Sometimes I like to have mood music. I make these elaborate playlists with Spotify. And when I wrote a really creepy couple of scenes in Mariposa, they were totally inspired by a song called Gallows by a band named CocoRosie. The music and the video for that completely made that scene work, got me in the creepy mood. Sometimes I like it really quiet, when I’m trying to think about the meat and bones and grammar. But I have kids, too, so sometimes my house is crazy noisy and I write anyway. I love being at home, and my office is my super comfy couch, door wide open, birds chirping away, cats baking biscuits on the blanket next to me. Pure bliss. And I make better coffee at home than most coffee shops have, so I often do have that. I’m just my own barista.
Do you use beta readers, and if so, how does the feedback from those beta readers help to shape your work?
I do and am so grateful for their amazing help. They can spot a plot hole, or ask a question that makes me clarify a point. And they are almost always my first “reviewers” on Amazon, so they are very supportive. In the story I’m about to publish, Lady in Blue, a Mariposa sequel, one of the betas mentioned she would like a little more information in one scene so I did that, and then sent it on to the editor. And in Hoodoopocalypse, a beta pointed out that I had inadvertently named all of my characters with a name starting with M. I don’t know if the editor would have noticed that weirdness, because she’s focusing so intently on things like structure & plot. So I fixed that. They help me make it smoother. My husband, though, is just starting to beta read my work and he’s gotten so enthusiastic that he’s actually written a bunch of “Husband Fan Fiction.” I’m going to work his perspective into the story because the character he’s writing really does need a male’s point of view.
Where did your love for reading and writing come from?
My mother was a voracious reader, and we went to the library every week. I started reading books that were seriously out of my age range pretty young, and the librarians at the big library we went to let me get away with that, honestly, and I think it helped me grow as a reader and eventually a writer from early on. We were pretty poor, so we didn’t have cable, or movies to watch. Imagine a world without Netflix! So books were the way we spent our time, just reading. I think most voracious readers are going to eventually try to write. Sometimes they don’t manage to turn off the critic enough to be creative, but we all think we have a story to tell, and all hope to share our little imaginations with someone else.
I love to read. I can't imagine my life without books everywhere and I feel so sad when I see a house without any books in it. It needs books!

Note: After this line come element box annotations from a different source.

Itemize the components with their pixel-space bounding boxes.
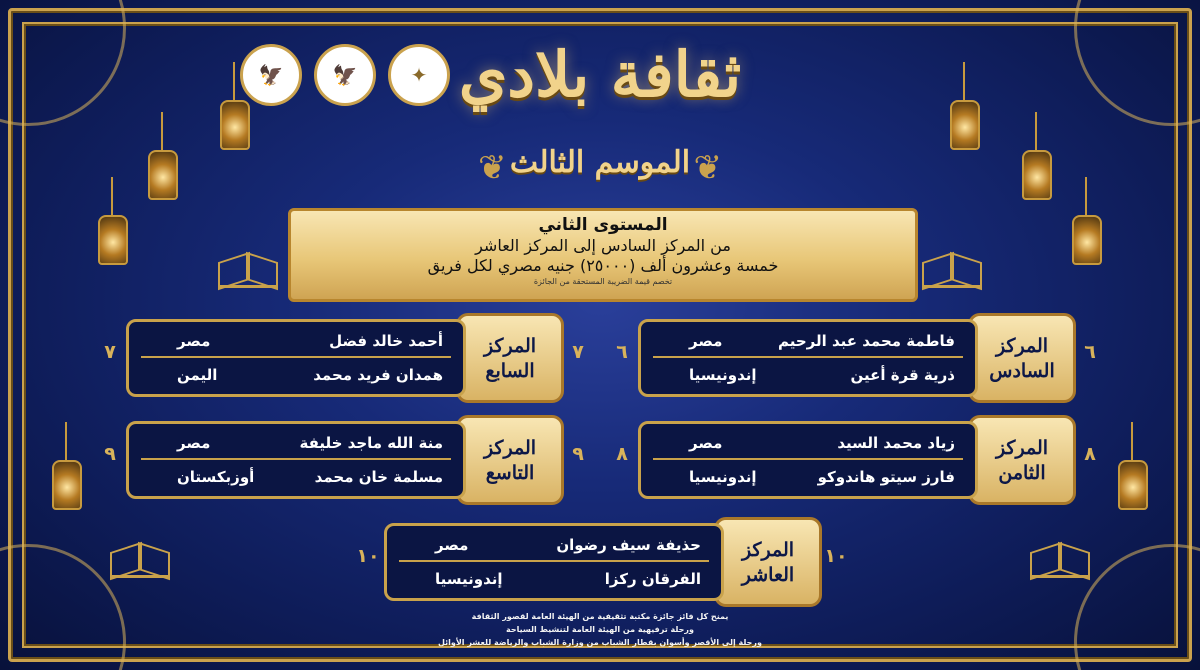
- rank-name: العاشر: [741, 564, 795, 586]
- rank-number: ٨: [616, 443, 628, 465]
- rank-plate: [968, 313, 1076, 403]
- winners-box: [126, 421, 466, 499]
- rank-number: ٩: [104, 443, 116, 465]
- rank-label: المركز: [741, 539, 795, 561]
- rank-number: ١٠: [824, 545, 848, 567]
- winner-country: مصر: [177, 434, 211, 452]
- winner-row: [653, 428, 963, 460]
- lantern-icon: [1072, 215, 1102, 265]
- rank-name: الثامن: [998, 462, 1046, 484]
- laurel-left-icon: ❦: [478, 148, 507, 188]
- rank-name: السابع: [485, 360, 535, 382]
- open-book-icon: [922, 255, 982, 288]
- winner-name: فاطمة محمد عبد الرحيم: [777, 332, 955, 350]
- winner-row: [141, 326, 451, 358]
- winner-row: [141, 360, 451, 390]
- rank-number: ٩: [572, 443, 584, 465]
- tax-note: تخصم قيمة الضريبة المستحقة من الجائزة: [533, 277, 673, 286]
- winner-name: فارز سيتو هاندوكو: [817, 468, 955, 486]
- rank-plate: [456, 415, 564, 505]
- rank-number: ١٠: [356, 545, 380, 567]
- winner-country: مصر: [177, 332, 211, 350]
- winner-country: إندونيسيا: [689, 366, 757, 384]
- winner-row: [141, 428, 451, 460]
- winners-box: [126, 319, 466, 397]
- winner-name: مسلمة خان محمد: [314, 468, 443, 486]
- winner-country: إندونيسيا: [689, 468, 757, 486]
- rank-number: ٧: [572, 341, 584, 363]
- lantern-icon: [1118, 460, 1148, 510]
- rank-plate: [456, 313, 564, 403]
- winner-name: حذيفة سيف رضوان: [556, 536, 701, 554]
- winners-box: [384, 523, 724, 601]
- footer-line: ورحلة إلى الأقصر وأسوان بقطار الشباب من وزارة الشباب والرياضة للعشر الأوائل: [437, 638, 762, 647]
- rank-label: المركز: [995, 335, 1049, 357]
- level-title: المستوى الثاني: [538, 215, 668, 235]
- winner-country: اليمن: [177, 366, 218, 384]
- winner-row: [399, 564, 709, 594]
- prize-footer: [420, 610, 780, 649]
- winner-name: الفرقان ركزا: [604, 570, 701, 588]
- winner-name: زياد محمد السيد: [837, 434, 955, 452]
- prize-text: خمسة وعشرون ألف (٢٥٠٠٠) جنيه مصري لكل فريق: [427, 256, 779, 275]
- rank-card-7: [98, 313, 590, 403]
- rank-label: المركز: [483, 437, 537, 459]
- winner-name: ذرية قرة أعين: [850, 366, 955, 384]
- level-range: من المركز السادس إلى المركز العاشر: [475, 236, 731, 255]
- winner-country: إندونيسيا: [435, 570, 503, 588]
- laurel-right-icon: ❦: [693, 148, 722, 188]
- winner-name: همدان فريد محمد: [313, 366, 443, 384]
- rank-name: التاسع: [485, 462, 535, 484]
- emblem-icon: ✦: [410, 63, 428, 87]
- footer-line: ورحلة ترفيهية من الهيئة العامة لتنشيط السياحة: [506, 625, 694, 634]
- rank-number: ٧: [104, 341, 116, 363]
- rank-card-8: [610, 415, 1102, 505]
- winner-row: [653, 360, 963, 390]
- rank-name: السادس: [989, 360, 1055, 382]
- lantern-icon: [52, 460, 82, 510]
- eagle-icon: 🦅: [258, 63, 284, 87]
- rank-plate: [968, 415, 1076, 505]
- lantern-icon: [98, 215, 128, 265]
- winners-box: [638, 421, 978, 499]
- rank-label: المركز: [483, 335, 537, 357]
- rank-number: ٦: [616, 341, 628, 363]
- rank-plate: [714, 517, 822, 607]
- winners-box: [638, 319, 978, 397]
- winner-country: أوزبكستان: [177, 468, 255, 486]
- rank-card-9: [98, 415, 590, 505]
- rank-number: ٨: [1084, 443, 1096, 465]
- winner-name: منة الله ماجد خليفة: [299, 434, 443, 452]
- page-title: ثقافة بلادي: [458, 38, 742, 111]
- level-banner: [288, 208, 918, 302]
- winner-name: أحمد خالد فضل: [329, 332, 443, 350]
- winner-country: مصر: [689, 434, 723, 452]
- winner-country: مصر: [689, 332, 723, 350]
- rank-label: المركز: [995, 437, 1049, 459]
- eagle-icon: 🦅: [332, 63, 358, 87]
- footer-line: يمنح كل فائز جائزة مكتبة تثقيفية من الهيئة العامة لقصور الثقافة: [471, 612, 729, 621]
- open-book-icon: [218, 255, 278, 288]
- rank-card-6: [610, 313, 1102, 403]
- open-book-icon: [110, 545, 170, 578]
- open-book-icon: [1030, 545, 1090, 578]
- winner-row: [399, 530, 709, 562]
- rank-number: ٦: [1084, 341, 1096, 363]
- season-subtitle: الموسم الثالث: [509, 145, 691, 180]
- winner-row: [653, 326, 963, 358]
- rank-card-10: [356, 517, 848, 607]
- winner-country: مصر: [435, 536, 469, 554]
- winner-row: [141, 462, 451, 492]
- winner-row: [653, 462, 963, 492]
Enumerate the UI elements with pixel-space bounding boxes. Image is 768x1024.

Kim wrote her first critically acclaimed (if you call her fourth grade teacher a critic, and she does) short story when she was 9 years old. It was about Christmas in a Cave, and it featured such topical, ground-breaking subjects as homelessness & cave dwelling. She's been writing ever since. The state of publication depends on who you ask.
She has a Ph.D. in Literature, with specialties in American Lit, Women Writers, Feminism, Sci-Fi/Fantasy & Film Studies but please don't hold any of that against her. She sometimes teaches academic writing and how to read literature at a university in her hometown and tries to convince college students that it really is cool to like poetry.
She lives in the South, has twin children (one girl, one boy) and a husband who is the model for all her best romantic heroes. She also has two cats—one black and sassy, one stripey and fat.